Asymmetric charge transfer with hydrogen ions — An important factor in the “hydrogen effect” in glow discharge optical emission spectroscopy

It is now well known that traces of hydrogen or nitrogen in the argon plasma gas in glow discharge optical emission spectrometry (GD-OES) may affect the sputtering rate. More seriously, such traces can also selectively affect the absolute and relative intensities of individual lines, and thereby have a major effect on the accuracy of analytical results. This problem is becoming more severe as the potential of GD-OES as an analytical tool is steadily increasing, and the technique is now used for the analysis of more complex samples.The results presented form part of an extensive study of the effects of hydrogen and nitrogen on the spectra of a number of elements — Fe, Ti, V, Ni, Zn etc.
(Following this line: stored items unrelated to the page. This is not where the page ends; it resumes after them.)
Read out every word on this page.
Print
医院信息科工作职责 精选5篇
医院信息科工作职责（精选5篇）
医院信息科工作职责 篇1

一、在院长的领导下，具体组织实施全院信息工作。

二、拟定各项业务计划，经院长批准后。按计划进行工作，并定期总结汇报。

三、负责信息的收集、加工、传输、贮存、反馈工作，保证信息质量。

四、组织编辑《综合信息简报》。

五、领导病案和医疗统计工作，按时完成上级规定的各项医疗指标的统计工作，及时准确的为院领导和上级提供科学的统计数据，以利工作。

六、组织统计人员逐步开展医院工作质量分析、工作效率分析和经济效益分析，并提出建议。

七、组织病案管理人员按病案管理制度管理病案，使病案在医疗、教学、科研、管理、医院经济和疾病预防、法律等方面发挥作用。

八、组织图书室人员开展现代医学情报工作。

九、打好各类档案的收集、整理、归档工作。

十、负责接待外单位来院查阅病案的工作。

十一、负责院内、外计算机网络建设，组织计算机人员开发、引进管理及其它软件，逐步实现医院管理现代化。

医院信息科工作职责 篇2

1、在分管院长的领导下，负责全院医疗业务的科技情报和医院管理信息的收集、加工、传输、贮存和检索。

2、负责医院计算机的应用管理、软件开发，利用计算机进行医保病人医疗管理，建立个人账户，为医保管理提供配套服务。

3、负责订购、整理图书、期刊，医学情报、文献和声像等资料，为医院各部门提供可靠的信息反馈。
Two systems have been used to record the spectra for the present results — high resolution Fourier transform spectroscopy at Imperial College, London, and the LECO GDS500A, with CCD spectrometer at LECO Instrumente, Plzeň. The two approaches have yielded consistent results.During the analysis of the data for Fe II and Ti II spectra, it has become clear that asymmetric charge transfer involving hydrogen ions (H-ACT) is a very important selective excitation mechanism for spectral lines with a total excitation energy close to 13.6 eV, the ionisation potential of hydrogen. Detailed evidence for this mechanism is presented. The magnitude of the effect varies for different elements and spectral lines but great care must be taken before choosing ionic lines with a total excitation energy of between 12.5–14 eV for analytical use.